Ce sont justement ces deux plaintes (opposant madame Gaillard à madame Guyon) qui étaient jugées ce mardi 26 septembre devant la Cour d’appel de Besançon. En juillet 2022, le Tribunal paritaire des Baux Ruraux de Pontarlier avait donné raison à Claire Guyon en première instance, mais la bergère n’est toujours pas officiellement locataire de l’alpage. "Sans bail de location, je travaille deux fois plus. Car je fais tout toute seule sur mon exploitaiton" nous confie-t-elle ce mardi "Je ne peux pas faire de travaux. Installer des panneaux solaires par exemple. Je dois fromager tous les jours et je perds beaucoup de temps" explique l’agricultrice qui a bénéficié de subventions de la chambre d’agriculture pour pouvoir s’installer sur le domaine, lesquelles prennent fin au bout de cinq ans.

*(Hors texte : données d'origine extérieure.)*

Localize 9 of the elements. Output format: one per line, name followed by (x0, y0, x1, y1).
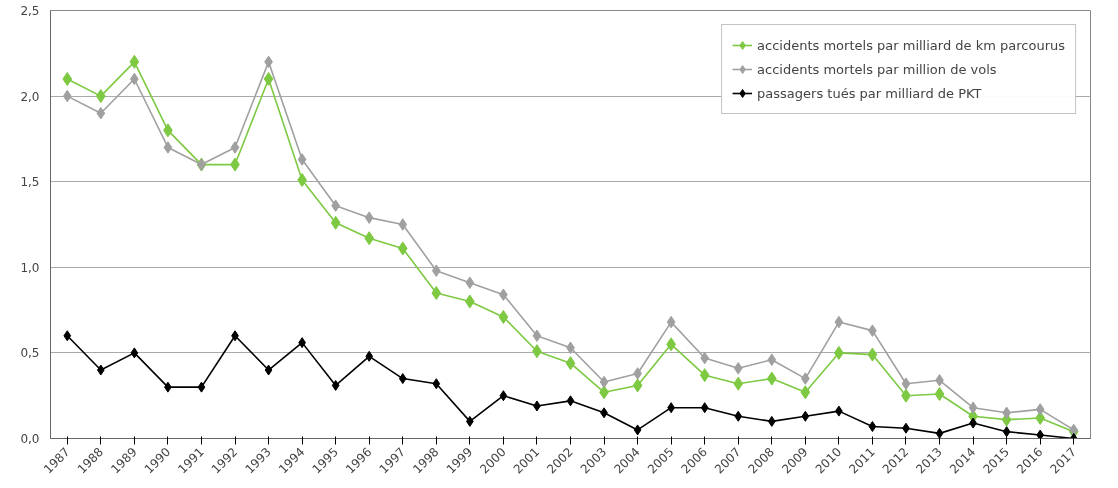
y-tick-label: 0,0 (20, 432, 40, 446)
y-tick-label: 1,0 (20, 260, 40, 275)
legend-label: accidents mortels par million de vols (757, 61, 997, 77)
y-tick-label: 0,5 (20, 346, 40, 361)
legend-label: accidents mortels par milliard de km parcourus (757, 37, 1065, 53)
y-tick-label: 2,5 (20, 4, 40, 18)
y-tick-label: 2,0 (20, 89, 40, 104)
y-tick-label: 1,5 (20, 175, 40, 190)
legend-label: passagers tués par milliard de PKT (757, 85, 982, 101)
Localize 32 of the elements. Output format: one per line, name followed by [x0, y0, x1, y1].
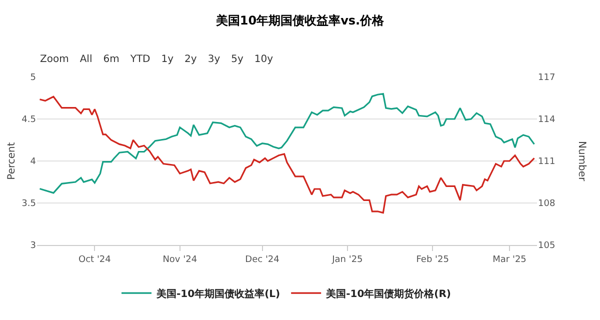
y2-tick-label: 108 [538, 199, 556, 210]
chart-title: 美国10年期国债收益率vs.价格 [214, 13, 386, 28]
x-tick-label: Mar '25 [492, 254, 526, 265]
text: 10y [253, 53, 274, 66]
y2-tick-label: 111 [538, 157, 556, 168]
y2-tick-label: 114 [538, 115, 556, 126]
y2-tick-label: 117 [538, 73, 556, 84]
text: YTD [129, 53, 152, 66]
text: 2y [184, 53, 198, 66]
x-tick-label: Oct '24 [78, 254, 112, 265]
line-series [38, 93, 536, 194]
y2-tick-label: 105 [538, 241, 556, 252]
y2-axis-title: Number [576, 141, 587, 182]
y-tick-label: 3 [30, 241, 36, 252]
x-tick-label: Feb '25 [416, 254, 449, 265]
x-tick-label: Nov '24 [162, 254, 198, 265]
text: 6m [102, 53, 120, 66]
line-series [38, 96, 536, 214]
y-tick-label: 4 [30, 157, 36, 168]
text: All [78, 53, 94, 66]
text: Zoom [39, 53, 70, 66]
text: 1y [160, 53, 175, 66]
legend-label: 美国-10年国债期货价格(R) [325, 288, 452, 300]
y-axis-title: Percent [6, 142, 18, 180]
text: 5y [230, 53, 244, 66]
legend-label: 美国-10年期国债收益率(L) [156, 288, 280, 300]
y-tick-label: 4.5 [22, 115, 36, 126]
x-tick-label: Jan '25 [331, 254, 363, 265]
text: 3y [206, 53, 222, 66]
y-tick-label: 3.5 [22, 199, 36, 210]
x-tick-label: Dec '24 [245, 254, 280, 265]
y-tick-label: 5 [30, 73, 36, 84]
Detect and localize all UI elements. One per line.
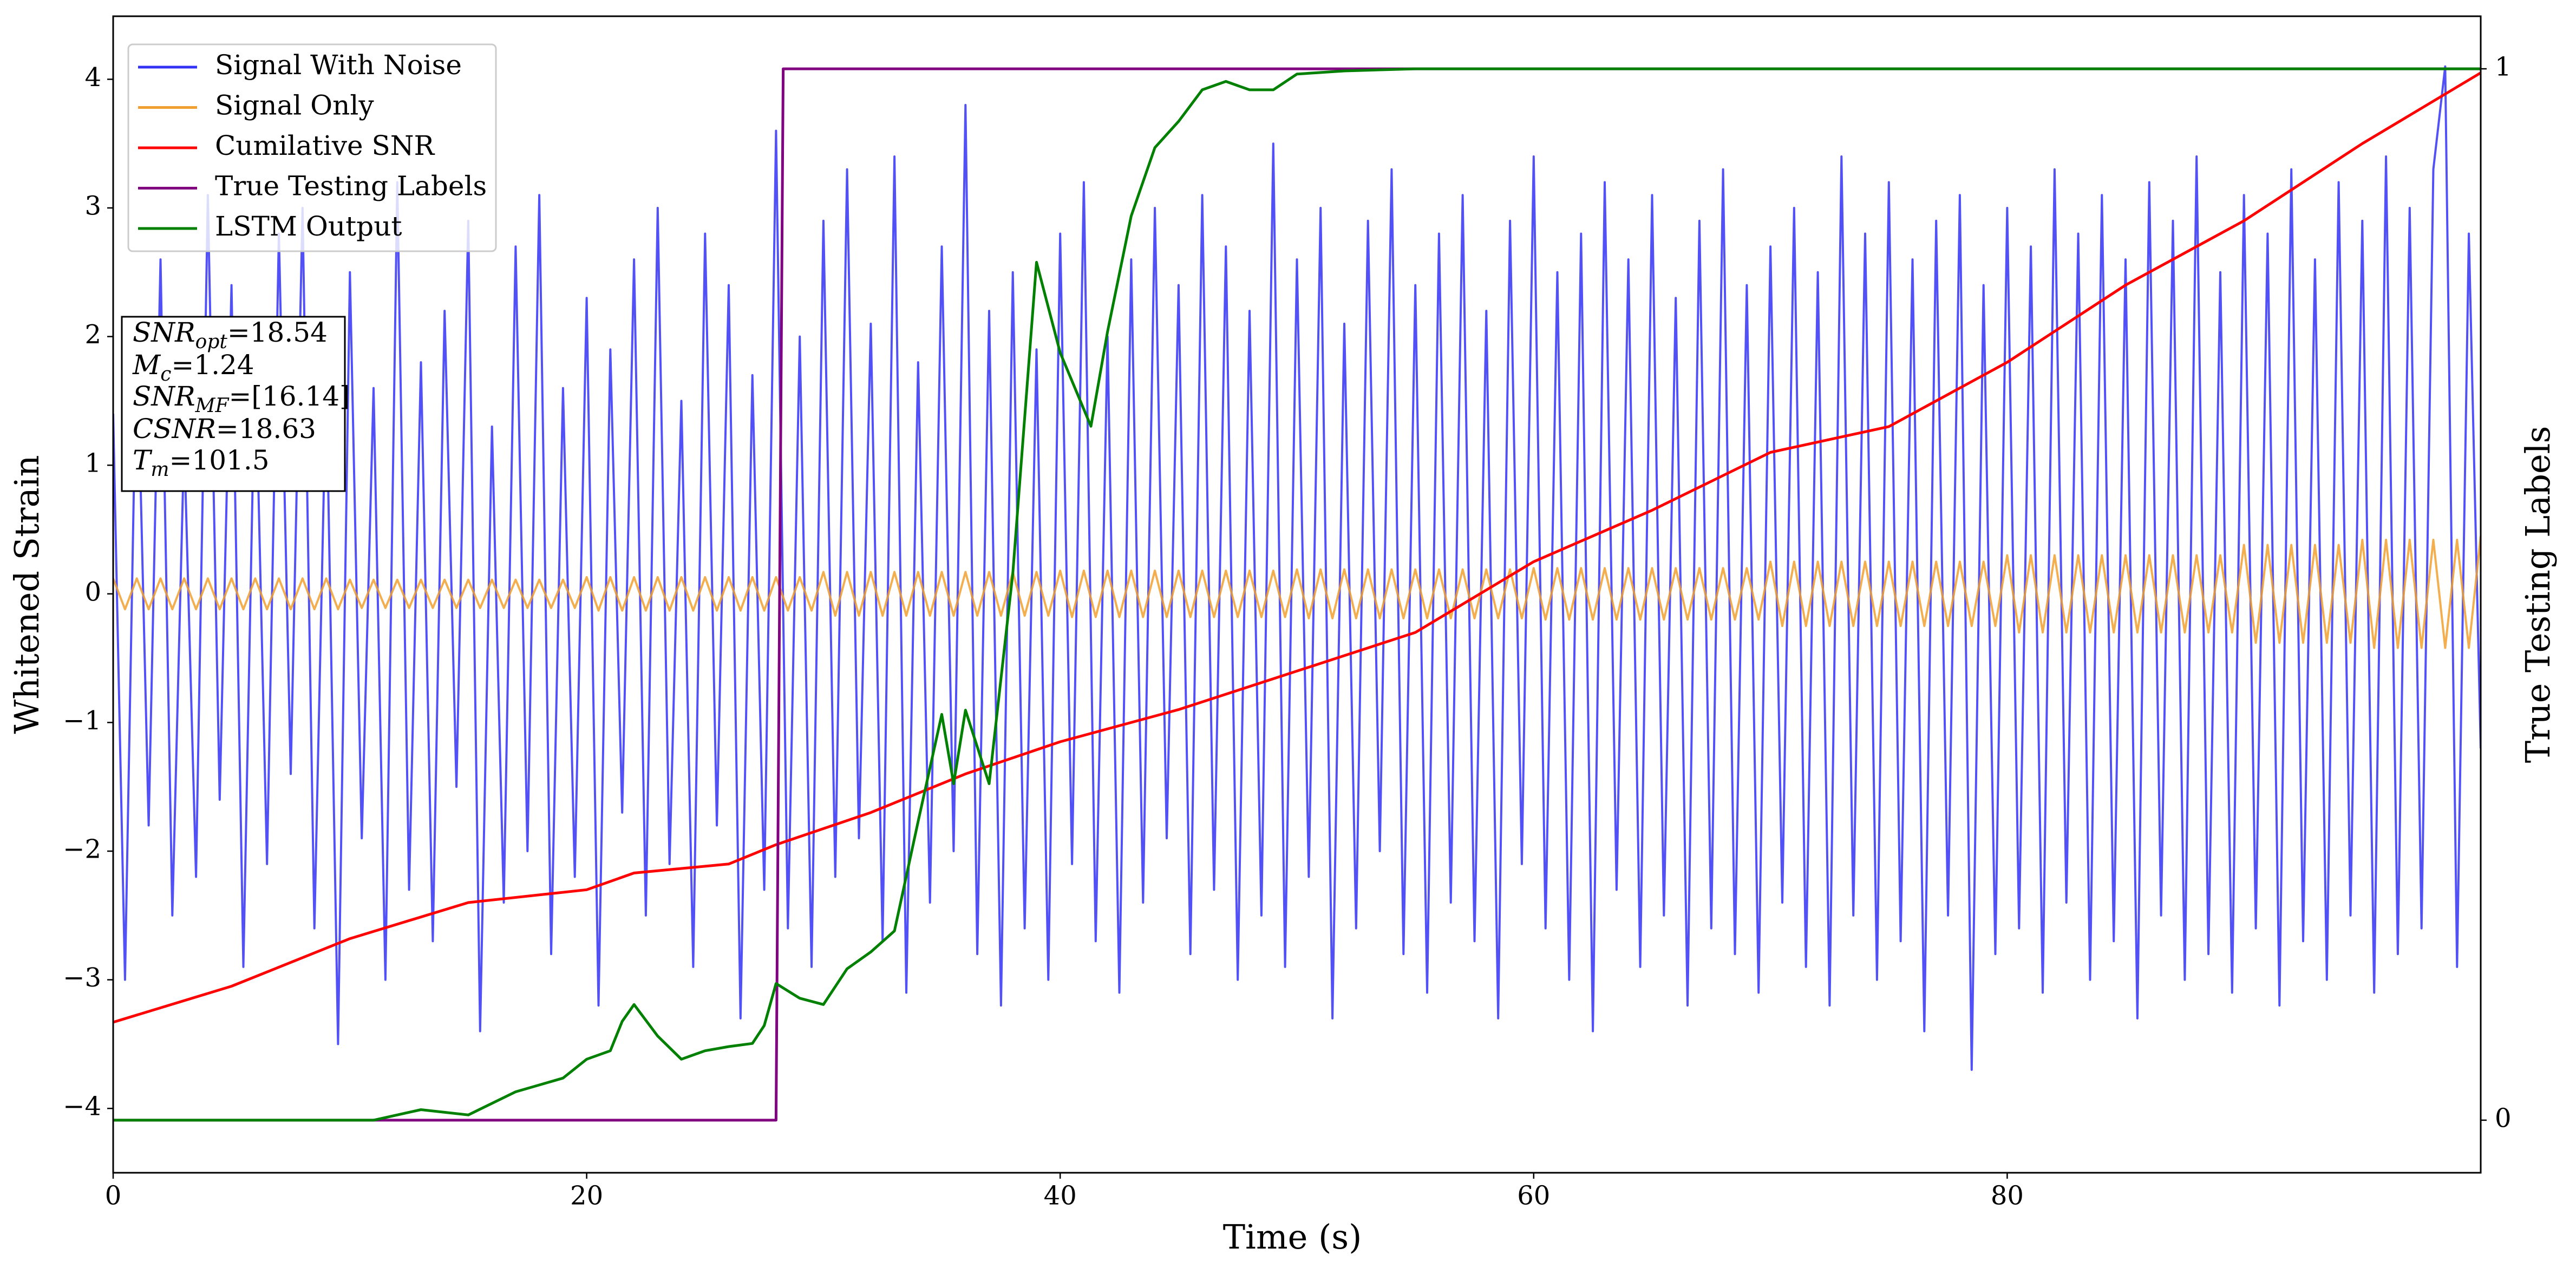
annotation-value: =18.63 — [216, 413, 316, 445]
legend-label: Cumilative SNR — [215, 130, 435, 161]
annotation-line: SNRopt=18.54 — [133, 317, 328, 353]
y2-tick-label: 0 — [2495, 1103, 2512, 1133]
y-tick-label: −4 — [63, 1092, 101, 1122]
annotation-subscript: c — [160, 363, 171, 386]
annotation-subscript: MF — [195, 395, 230, 417]
y-tick-label: 2 — [84, 319, 101, 350]
annotation-subscript: m — [151, 459, 169, 481]
x-axis-label: Time (s) — [1223, 1217, 1362, 1257]
x-tick-label: 80 — [1991, 1181, 2024, 1211]
y-tick-label: 3 — [84, 191, 101, 221]
annotation-line: SNRMF=[16.14] — [133, 381, 350, 417]
x-tick-label: 20 — [570, 1181, 603, 1211]
annotation-symbol: T — [133, 445, 153, 476]
annotation-value: =1.24 — [171, 349, 254, 381]
y-tick-label: −1 — [63, 705, 101, 736]
annotation-value: =101.5 — [169, 445, 270, 476]
x-tick-label: 60 — [1517, 1181, 1550, 1211]
annotation-value: =[16.14] — [229, 381, 350, 412]
plot-area — [113, 65, 2481, 1122]
annotation: SNRopt=18.54Mc=1.24SNRMF=[16.14]CSNR=18.… — [121, 316, 350, 492]
annotation-line: CSNR=18.63 — [133, 413, 316, 445]
legend-label: LSTM Output — [215, 211, 402, 242]
annotation-value: =18.54 — [227, 317, 328, 348]
legend-box — [127, 43, 497, 252]
series-line — [113, 65, 2481, 1071]
annotation-symbol: M — [132, 349, 161, 381]
annotation-subscript: opt — [195, 331, 228, 353]
legend-label: True Testing Labels — [215, 171, 487, 202]
annotation-symbol: SNR — [133, 317, 195, 348]
y-axis-label: Whitened Strain — [7, 455, 47, 734]
legend-label: Signal With Noise — [215, 49, 462, 81]
legend: Signal With Noise Signal Only Cumilative S… — [127, 43, 497, 252]
y-tick-label: −3 — [63, 963, 101, 993]
x-tick-label: 0 — [105, 1181, 122, 1211]
annotation-box — [121, 316, 346, 492]
y-tick-label: 4 — [84, 62, 101, 93]
series-line — [113, 535, 2481, 649]
annotation-symbol: CSNR — [133, 413, 216, 445]
y-tick-label: 0 — [84, 577, 101, 607]
y-tick-label: −2 — [63, 834, 101, 865]
series-line — [113, 67, 2481, 1122]
y2-tick-label: 1 — [2495, 52, 2512, 82]
series-line — [113, 71, 2481, 1024]
annotation-line: Tm=101.5 — [133, 445, 270, 481]
legend-label: Signal Only — [215, 90, 374, 121]
y2-axis-label: True Testing Labels — [2518, 426, 2558, 763]
annotation-symbol: SNR — [133, 381, 195, 412]
annotation-line: Mc=1.24 — [132, 349, 254, 386]
y-tick-label: 1 — [84, 448, 101, 479]
x-tick-label: 40 — [1044, 1181, 1077, 1211]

"Le dossier du bail est déterminant" rappelle, de son côté Me Soyer, avocate de l’agricultrice "J’espère une décision favorable pour ma cliente, car un deuxième combat judiciaire nous attend concernant la vente du domaine. À partir du moment où une partie ne joue pas le jeu, ne se satisfait pas d’une rétrocession, il y a enchaînement de procédures qui s'éternisent" rappelle l'avocate. 

La décision de la Cour d’Appel est attendue pour le 21 novembre. Madame Gaillard pourra se pourvoir en cassation si elle le souhaite. De son côté, Claire Guyon attend l’audience qui l’oppose à la commune de Rochejean pour le premier semestre 2024.